In Pittsburgh, Woodson joined with John B. Vashon to establish the African Education Society. As Secretary to the AME Ohio Conference of 1833, Woodson advanced a resolution urging the AME to establish or assist "...common schools, Sunday Schools and temperance societies..." It was the first such resolution to urge the AME denomination to support education. Lewis Woodson filled a key role in the establishment of the Third, or Ohio District, of the AME denomination. The AME Church founded Union Seminary near Columbus, Ohio in 1847.

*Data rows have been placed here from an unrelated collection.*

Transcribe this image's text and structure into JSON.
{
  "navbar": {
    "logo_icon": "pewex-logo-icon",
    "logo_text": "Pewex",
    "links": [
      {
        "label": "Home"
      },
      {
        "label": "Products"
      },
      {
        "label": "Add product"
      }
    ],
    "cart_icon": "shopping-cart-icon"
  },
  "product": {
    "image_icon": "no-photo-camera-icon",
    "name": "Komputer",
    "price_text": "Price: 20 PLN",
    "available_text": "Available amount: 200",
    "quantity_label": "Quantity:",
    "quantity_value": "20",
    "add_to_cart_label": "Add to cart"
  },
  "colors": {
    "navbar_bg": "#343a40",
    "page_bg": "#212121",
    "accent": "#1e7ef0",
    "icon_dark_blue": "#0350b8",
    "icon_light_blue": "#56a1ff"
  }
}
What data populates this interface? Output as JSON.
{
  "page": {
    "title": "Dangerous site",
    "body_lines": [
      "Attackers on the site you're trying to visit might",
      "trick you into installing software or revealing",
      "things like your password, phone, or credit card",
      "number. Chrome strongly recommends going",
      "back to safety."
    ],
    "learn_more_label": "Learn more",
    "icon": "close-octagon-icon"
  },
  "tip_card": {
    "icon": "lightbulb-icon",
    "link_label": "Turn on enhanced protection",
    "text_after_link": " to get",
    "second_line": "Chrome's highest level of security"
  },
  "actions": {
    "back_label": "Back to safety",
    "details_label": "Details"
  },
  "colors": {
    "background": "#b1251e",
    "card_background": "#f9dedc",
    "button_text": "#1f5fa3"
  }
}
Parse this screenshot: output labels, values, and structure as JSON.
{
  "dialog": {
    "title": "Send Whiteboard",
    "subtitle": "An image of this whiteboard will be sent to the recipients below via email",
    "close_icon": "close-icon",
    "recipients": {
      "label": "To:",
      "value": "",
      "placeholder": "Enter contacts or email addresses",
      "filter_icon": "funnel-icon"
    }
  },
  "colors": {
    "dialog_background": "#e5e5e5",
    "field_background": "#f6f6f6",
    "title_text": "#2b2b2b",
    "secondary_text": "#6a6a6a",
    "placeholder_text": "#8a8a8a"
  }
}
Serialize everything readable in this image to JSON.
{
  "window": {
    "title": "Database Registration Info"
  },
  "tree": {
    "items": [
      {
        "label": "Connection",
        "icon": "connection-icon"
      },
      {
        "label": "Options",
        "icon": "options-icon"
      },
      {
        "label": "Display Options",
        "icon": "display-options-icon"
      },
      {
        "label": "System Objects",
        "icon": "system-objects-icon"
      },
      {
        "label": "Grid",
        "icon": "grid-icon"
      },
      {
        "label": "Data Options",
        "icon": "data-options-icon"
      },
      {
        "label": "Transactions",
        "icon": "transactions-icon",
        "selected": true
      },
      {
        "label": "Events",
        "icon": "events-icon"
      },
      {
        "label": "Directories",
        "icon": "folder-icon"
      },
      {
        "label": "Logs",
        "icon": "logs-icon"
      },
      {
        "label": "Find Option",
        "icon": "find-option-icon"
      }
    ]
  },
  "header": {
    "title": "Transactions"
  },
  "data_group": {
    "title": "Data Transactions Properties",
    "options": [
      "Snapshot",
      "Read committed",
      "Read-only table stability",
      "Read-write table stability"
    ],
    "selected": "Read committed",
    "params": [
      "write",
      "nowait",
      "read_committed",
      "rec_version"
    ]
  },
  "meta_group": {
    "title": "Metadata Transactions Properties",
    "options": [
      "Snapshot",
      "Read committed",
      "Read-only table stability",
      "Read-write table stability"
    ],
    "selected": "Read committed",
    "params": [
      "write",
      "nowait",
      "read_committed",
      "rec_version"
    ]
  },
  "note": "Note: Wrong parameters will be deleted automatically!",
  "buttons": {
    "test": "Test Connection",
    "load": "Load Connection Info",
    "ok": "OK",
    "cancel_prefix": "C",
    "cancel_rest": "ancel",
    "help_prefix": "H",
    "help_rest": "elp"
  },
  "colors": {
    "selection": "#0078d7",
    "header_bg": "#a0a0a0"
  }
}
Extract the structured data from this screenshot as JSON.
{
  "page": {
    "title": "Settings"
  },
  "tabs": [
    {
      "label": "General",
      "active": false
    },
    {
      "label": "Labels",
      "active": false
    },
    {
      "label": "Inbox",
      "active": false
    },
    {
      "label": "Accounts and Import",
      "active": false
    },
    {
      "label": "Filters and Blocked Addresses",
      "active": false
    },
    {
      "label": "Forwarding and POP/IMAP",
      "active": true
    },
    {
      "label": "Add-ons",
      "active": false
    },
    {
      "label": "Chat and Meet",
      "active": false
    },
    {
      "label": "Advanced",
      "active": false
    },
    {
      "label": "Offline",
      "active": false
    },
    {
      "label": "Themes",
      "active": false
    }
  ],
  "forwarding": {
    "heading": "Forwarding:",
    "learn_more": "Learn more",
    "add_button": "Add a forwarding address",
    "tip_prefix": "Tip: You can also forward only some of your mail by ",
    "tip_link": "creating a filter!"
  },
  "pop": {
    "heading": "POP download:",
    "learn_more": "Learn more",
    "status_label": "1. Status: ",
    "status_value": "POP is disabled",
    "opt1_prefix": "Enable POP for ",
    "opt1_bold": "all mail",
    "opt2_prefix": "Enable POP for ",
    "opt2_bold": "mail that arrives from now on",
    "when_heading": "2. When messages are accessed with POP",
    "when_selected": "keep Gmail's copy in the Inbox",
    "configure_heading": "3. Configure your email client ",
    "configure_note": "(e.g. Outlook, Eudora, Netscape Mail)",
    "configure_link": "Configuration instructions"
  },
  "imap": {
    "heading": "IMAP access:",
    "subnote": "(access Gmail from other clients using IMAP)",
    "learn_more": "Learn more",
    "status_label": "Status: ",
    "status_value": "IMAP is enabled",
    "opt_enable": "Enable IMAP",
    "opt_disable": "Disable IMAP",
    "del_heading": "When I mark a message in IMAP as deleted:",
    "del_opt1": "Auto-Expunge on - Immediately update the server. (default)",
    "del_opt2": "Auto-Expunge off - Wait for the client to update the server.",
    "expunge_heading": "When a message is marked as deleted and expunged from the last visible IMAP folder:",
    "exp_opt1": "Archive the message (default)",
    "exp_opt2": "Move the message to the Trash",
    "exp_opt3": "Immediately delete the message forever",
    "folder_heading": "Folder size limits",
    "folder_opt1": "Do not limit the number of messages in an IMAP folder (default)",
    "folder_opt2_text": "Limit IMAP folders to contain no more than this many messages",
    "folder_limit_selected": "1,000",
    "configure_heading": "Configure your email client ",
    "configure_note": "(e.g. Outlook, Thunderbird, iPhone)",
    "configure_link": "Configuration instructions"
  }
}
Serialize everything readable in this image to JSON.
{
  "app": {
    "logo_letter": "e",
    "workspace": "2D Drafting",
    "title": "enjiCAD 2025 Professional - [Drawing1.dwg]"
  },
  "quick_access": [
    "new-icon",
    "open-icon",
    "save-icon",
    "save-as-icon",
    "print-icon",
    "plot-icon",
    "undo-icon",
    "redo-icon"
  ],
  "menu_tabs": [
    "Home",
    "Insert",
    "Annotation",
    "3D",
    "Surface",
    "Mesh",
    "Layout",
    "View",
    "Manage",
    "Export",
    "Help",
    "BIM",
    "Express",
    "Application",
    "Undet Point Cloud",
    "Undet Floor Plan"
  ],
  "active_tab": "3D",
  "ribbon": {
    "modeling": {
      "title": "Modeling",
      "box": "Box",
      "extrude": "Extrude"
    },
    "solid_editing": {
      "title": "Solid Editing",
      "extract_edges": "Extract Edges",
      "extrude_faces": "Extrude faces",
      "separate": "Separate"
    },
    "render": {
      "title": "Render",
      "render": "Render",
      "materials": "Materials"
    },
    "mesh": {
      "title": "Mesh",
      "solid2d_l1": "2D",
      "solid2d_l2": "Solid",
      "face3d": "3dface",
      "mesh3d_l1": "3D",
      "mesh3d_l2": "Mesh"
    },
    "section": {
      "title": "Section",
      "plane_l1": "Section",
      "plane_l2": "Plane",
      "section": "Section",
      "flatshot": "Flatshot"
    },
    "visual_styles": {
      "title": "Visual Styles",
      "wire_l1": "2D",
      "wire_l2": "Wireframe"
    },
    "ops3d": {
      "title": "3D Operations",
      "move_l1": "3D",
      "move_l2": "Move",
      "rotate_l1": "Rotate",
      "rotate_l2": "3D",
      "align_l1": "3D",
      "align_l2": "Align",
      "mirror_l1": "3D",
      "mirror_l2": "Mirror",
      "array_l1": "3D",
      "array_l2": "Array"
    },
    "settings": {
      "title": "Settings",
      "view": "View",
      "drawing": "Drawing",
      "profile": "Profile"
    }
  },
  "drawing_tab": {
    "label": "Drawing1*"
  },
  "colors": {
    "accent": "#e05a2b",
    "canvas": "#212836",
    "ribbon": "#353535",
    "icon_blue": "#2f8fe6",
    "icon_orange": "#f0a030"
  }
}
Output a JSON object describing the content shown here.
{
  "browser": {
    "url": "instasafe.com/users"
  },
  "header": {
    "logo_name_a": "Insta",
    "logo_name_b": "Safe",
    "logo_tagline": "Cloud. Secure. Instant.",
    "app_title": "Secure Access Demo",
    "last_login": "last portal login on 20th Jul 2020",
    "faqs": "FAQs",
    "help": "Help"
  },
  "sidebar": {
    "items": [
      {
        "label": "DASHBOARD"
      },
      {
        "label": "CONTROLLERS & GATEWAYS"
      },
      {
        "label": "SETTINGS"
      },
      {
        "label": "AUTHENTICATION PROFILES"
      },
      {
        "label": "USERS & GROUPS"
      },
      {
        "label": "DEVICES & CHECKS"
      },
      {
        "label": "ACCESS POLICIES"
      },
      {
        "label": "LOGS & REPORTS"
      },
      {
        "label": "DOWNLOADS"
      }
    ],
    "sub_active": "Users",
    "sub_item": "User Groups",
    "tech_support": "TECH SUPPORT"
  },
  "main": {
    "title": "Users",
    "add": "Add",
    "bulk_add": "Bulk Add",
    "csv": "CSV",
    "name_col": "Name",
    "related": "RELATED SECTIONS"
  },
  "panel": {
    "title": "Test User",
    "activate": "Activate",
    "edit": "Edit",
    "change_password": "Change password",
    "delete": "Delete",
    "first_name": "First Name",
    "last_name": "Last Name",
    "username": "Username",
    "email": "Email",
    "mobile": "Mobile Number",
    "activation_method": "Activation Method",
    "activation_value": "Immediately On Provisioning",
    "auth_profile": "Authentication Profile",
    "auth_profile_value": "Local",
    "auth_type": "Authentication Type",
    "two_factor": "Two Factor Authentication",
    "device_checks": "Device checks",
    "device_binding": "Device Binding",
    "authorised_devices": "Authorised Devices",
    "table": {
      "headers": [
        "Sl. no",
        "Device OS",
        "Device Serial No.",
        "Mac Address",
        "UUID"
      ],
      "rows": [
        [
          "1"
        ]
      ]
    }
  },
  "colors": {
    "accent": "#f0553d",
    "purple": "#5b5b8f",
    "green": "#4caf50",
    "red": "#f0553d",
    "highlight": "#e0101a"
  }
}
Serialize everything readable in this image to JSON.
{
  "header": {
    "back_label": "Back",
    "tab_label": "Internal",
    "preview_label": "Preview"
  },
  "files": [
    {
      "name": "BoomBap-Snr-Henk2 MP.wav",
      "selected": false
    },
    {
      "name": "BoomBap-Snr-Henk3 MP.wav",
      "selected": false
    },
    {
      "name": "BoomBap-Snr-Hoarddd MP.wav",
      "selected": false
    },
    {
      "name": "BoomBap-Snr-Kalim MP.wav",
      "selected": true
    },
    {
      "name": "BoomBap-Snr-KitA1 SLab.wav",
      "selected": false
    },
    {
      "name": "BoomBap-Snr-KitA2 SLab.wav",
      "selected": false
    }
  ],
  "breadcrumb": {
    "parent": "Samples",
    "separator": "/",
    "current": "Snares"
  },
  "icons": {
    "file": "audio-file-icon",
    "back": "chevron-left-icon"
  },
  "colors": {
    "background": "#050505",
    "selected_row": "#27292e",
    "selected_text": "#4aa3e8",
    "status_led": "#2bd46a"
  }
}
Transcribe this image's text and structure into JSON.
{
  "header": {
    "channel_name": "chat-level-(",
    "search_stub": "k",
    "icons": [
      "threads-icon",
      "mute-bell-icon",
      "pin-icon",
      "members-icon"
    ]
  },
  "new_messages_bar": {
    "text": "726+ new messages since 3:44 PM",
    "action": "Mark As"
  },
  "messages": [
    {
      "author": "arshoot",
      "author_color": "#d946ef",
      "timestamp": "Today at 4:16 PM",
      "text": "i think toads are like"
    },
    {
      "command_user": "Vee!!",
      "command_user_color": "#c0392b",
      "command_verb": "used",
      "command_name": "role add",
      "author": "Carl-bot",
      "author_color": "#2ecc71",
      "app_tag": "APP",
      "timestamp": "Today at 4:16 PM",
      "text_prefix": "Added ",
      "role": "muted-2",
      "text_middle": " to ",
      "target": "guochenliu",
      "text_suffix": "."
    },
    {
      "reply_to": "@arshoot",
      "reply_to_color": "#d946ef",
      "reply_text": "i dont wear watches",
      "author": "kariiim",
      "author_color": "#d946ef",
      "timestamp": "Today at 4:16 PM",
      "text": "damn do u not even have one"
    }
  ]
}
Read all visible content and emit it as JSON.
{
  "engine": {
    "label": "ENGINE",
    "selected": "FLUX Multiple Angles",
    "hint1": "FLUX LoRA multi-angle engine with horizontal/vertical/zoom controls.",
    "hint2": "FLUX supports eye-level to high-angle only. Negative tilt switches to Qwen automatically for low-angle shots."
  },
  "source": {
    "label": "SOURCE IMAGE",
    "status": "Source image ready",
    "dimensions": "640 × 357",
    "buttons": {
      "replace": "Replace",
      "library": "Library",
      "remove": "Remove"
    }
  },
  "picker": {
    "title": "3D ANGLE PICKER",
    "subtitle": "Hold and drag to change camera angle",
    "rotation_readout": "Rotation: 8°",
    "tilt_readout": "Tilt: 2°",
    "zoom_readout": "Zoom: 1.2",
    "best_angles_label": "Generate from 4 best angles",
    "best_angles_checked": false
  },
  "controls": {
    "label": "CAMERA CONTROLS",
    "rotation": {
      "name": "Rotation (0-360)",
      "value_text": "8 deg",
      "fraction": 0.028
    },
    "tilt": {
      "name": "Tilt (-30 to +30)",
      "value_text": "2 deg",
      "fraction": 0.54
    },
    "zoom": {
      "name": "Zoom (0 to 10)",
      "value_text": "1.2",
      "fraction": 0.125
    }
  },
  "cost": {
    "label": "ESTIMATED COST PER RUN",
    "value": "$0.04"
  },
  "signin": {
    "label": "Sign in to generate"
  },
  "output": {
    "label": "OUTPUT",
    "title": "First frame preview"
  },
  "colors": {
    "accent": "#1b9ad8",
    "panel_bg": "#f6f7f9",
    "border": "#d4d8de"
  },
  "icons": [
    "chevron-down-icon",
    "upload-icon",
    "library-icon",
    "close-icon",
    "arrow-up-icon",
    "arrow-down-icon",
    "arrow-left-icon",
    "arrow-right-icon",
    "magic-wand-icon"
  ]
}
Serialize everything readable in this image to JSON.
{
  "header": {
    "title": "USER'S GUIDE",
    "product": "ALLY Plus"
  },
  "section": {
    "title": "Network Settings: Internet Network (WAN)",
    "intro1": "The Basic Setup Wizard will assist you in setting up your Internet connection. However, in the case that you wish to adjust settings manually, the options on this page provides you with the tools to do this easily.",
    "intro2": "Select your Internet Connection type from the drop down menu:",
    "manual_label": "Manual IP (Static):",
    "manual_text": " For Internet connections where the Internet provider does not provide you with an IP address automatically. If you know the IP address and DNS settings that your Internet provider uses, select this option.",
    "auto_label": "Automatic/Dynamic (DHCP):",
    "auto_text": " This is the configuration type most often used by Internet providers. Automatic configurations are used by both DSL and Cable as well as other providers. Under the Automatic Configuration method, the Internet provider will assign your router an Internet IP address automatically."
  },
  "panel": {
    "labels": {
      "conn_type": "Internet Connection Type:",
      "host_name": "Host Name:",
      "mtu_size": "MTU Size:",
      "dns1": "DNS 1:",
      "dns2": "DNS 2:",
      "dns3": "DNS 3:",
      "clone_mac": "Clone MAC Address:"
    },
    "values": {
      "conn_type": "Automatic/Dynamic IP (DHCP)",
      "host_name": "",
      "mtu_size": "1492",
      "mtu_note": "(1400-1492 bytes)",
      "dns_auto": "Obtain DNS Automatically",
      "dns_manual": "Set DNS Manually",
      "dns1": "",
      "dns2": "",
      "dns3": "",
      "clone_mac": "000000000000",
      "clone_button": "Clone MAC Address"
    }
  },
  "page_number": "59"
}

A few years after arriving in Pittsburgh, Lewis Woodson opened a barbershop. He operated the business at the same time he pursued his ministry and major civic interests. Vashon and Woodson befriended the young Martin Delany, and acted as his teachers and mentors. Delany became a spokesman for blacks during the Civil War and helped them to be accepted as soldiers on the Union side.

In 1837 Lewis Woodson served as secretary for a group of African Americans who created the "Pittsburgh Memorial", a document asserting that free blacks should retain the voting right in Pennsylvania. Following the 1831 Nat Turner slave rebellion in Virginia and the growth of the free population in Pennsylvania, fears contributed to support among whites to restrict the rights of free blacks . While the legislature deprived free blacks of the right to vote in the Commonwealth for some years, Woodson was instrumental in securing public funding for black education. He joined the Western District of the Pennsylvania Anti-Slavery Society and worked for abolition.